Mix 1 oz of Prothor in 3-4 gallons of water (a five gallon pail is well suited to make the mixture and treatment). Create holes around the tree using 5-10 holes for every pail you mix up. Holes can be made with a pick axe or metal stake like rebar. Slowly pour the mixture down into the holes making sure it goes down into the soil so it can be absorbed.
Once applied, the treatment will be absorbed over a 1-2 month period (depending on the time of year when you treat). And once in place, the treatment will protect the tree from any kind of bark, trunk or foliage pests like ponderosa pine borers.
Plan on treating once a year and though you should focus on infected trees, it would be wise to treat any tree you’d like to prevent from getting the problem too.
Since infected trees will be releasing special pheromones used to attract more borers, the affected tree will act as a “beacon” luring beetles from the immediate area to your yard. To keep them off your trees, spray the exterior bark with MAXXTHOR EC.
As an oil based active, this product is both invasive and repelling by nature. Once the bark absorbs the treatment, it will kill active beetles and keep new ones from wanting to land. Treat infected trees and any you want to protect using a mixture of .5 oz per gallon of water.
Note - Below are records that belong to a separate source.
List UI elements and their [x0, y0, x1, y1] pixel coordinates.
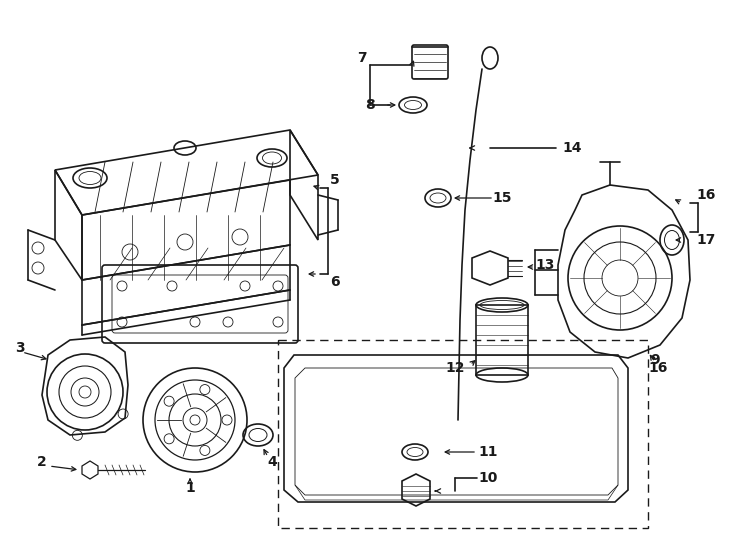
Text: 9: 9 — [650, 353, 660, 367]
Text: 14: 14 — [562, 141, 582, 155]
Text: 16: 16 — [697, 188, 716, 202]
Text: 17: 17 — [697, 233, 716, 247]
Text: 13: 13 — [535, 258, 555, 272]
Text: 10: 10 — [479, 471, 498, 485]
Text: 2: 2 — [37, 455, 47, 469]
Bar — [476, 305, 528, 375]
Bar — [278, 340, 648, 528]
Text: 5: 5 — [330, 173, 340, 187]
Text: 12: 12 — [446, 361, 465, 375]
Text: 15: 15 — [493, 191, 512, 205]
Text: 11: 11 — [479, 445, 498, 459]
Text: 3: 3 — [15, 341, 25, 355]
Text: 8: 8 — [365, 98, 375, 112]
Text: 4: 4 — [267, 455, 277, 469]
Text: 1: 1 — [185, 481, 195, 495]
Text: 6: 6 — [330, 275, 340, 289]
Text: 16: 16 — [648, 361, 668, 375]
Text: 7: 7 — [357, 51, 367, 65]
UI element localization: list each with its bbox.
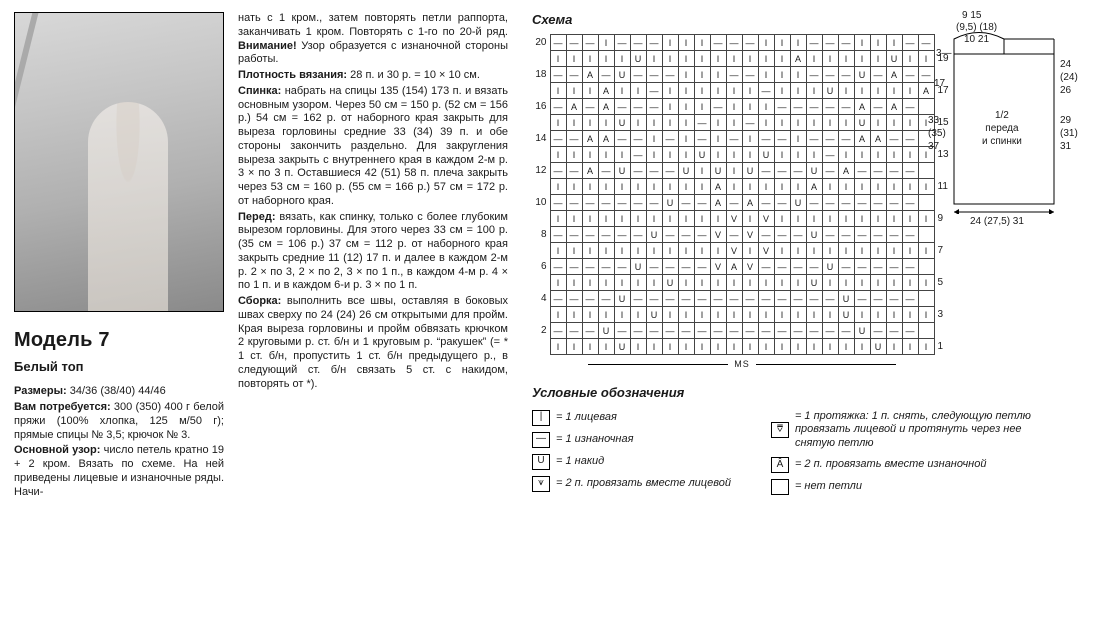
legend: |= 1 лицевая—= 1 изнаночнаяU= 1 накид⩛= …	[532, 410, 1086, 495]
legend-title: Условные обозначения	[532, 385, 1086, 401]
knitting-chart: 20———I———III———III———III——IIIIIUIIIIIIII…	[532, 34, 952, 371]
model-photo	[14, 12, 224, 312]
instructions-column: нать с 1 кром., затем повторять петли ра…	[238, 12, 508, 606]
model-title: Модель 7	[14, 328, 224, 353]
left-body: Размеры: 34/36 (38/40) 44/46 Вам потребу…	[14, 385, 224, 499]
model-subtitle: Белый топ	[14, 359, 224, 375]
garment-schematic: 9 15 (9,5) (18) 10 21 3— 17 33(35)37 1/2…	[924, 14, 1084, 249]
Use any standard PUMP SPRAYER to make the application and plan on using 1/2 to 1 gallon of mixed spray per tree. Reach as high as possible; 10-15 feet is the minimal height you need to reach.
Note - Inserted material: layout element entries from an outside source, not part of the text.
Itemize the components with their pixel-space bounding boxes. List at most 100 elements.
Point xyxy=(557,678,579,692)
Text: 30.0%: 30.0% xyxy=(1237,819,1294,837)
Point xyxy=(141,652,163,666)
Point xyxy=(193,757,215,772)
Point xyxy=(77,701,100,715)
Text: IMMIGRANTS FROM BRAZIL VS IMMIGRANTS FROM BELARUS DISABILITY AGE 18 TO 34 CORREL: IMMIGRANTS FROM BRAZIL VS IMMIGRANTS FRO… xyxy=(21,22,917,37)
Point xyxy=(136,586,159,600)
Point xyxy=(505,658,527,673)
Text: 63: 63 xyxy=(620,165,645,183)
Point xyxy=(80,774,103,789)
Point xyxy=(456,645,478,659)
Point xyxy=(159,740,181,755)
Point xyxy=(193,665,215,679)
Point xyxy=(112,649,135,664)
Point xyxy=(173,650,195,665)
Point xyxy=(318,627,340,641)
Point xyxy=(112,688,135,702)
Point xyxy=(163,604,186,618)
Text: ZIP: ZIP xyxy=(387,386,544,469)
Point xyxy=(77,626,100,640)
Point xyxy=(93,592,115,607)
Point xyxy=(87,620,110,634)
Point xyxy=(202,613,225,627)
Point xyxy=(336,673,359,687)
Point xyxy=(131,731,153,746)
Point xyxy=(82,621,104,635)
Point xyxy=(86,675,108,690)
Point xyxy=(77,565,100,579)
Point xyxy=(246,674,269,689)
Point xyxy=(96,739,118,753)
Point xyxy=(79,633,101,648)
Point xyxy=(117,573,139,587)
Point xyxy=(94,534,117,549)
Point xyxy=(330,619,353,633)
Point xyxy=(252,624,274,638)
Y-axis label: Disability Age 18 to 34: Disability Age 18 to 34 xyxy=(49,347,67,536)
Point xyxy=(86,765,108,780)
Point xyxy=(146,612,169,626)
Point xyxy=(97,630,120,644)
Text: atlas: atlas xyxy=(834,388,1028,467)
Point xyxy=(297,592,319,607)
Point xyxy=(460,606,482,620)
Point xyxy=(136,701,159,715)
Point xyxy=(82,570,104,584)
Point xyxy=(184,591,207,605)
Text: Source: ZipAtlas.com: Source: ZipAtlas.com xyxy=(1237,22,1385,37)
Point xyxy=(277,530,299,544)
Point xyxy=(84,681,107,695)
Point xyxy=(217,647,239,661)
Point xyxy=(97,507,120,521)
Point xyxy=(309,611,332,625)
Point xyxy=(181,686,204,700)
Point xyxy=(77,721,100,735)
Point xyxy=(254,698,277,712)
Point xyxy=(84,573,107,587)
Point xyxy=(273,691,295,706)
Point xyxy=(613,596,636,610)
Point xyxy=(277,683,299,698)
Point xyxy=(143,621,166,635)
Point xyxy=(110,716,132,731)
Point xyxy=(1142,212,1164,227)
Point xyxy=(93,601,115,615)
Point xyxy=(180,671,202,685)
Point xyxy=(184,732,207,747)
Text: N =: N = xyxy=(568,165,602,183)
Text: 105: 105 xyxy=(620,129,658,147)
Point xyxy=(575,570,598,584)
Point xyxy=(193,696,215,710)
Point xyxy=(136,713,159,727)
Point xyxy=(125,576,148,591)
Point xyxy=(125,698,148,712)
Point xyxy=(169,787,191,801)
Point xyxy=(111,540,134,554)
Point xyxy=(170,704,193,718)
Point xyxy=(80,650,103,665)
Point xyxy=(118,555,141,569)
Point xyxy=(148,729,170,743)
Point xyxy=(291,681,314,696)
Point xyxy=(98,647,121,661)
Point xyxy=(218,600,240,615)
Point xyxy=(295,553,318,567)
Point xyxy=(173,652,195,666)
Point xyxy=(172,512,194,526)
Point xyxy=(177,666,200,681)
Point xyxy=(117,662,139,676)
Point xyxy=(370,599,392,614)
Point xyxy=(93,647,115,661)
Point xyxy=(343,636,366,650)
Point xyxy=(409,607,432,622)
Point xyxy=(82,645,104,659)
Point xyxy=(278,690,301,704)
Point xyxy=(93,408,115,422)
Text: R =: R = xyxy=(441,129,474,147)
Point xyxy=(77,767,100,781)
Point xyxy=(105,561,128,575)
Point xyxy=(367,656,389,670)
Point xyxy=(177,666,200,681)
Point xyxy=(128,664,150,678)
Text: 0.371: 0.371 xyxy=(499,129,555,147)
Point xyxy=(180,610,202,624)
If you have a lot of trees to treat, consider using a good HOSE END SPRAYER. Using our sprayer, you’ll need to add 2.5 oz of Maxxthor and then enough water to fill the spray tank up to the 5 gallon line. Next, hook the sprayer to your garden hose and spray out the contents. This mixture will provide 5 gallons of mixed solution; add 5 oz of concentrate and fill the sprayer to the 10 gallon line if you need 10 gallons of mixed solution.
If you need to reach up 35-40 feet or more, our NO PUMP SPRAYER will help big time. It relies on air pressure and can be pumped up to 80-90 psi safely. The small one can hold 1.5 gallons of mixture and when pressurized, will pump out the entire contents with only one time filling it with air. It’s especially helpful when you need to treat trees that are not reachable with a garden hose.
This video covers all you need to know about the sprayer:
Lastly, if you have a lot of holes in the trunk, inject FS MP AEROSOL to ensure you reach the feeding borers not deep enough to be affected by the Prothor but deep enough to avoid the Maxxthor.
FS MP comes with an injection straw so you direct the spray into the holes where it will move laterally between the exterior bark and cambium. Ponderosa beetles will typically spend a lot of time in the sapwood or cambium in the trunk so they can be hard to reach. But FS MP will penetrate throughout the hole reaching developing larvae and killing them on contact.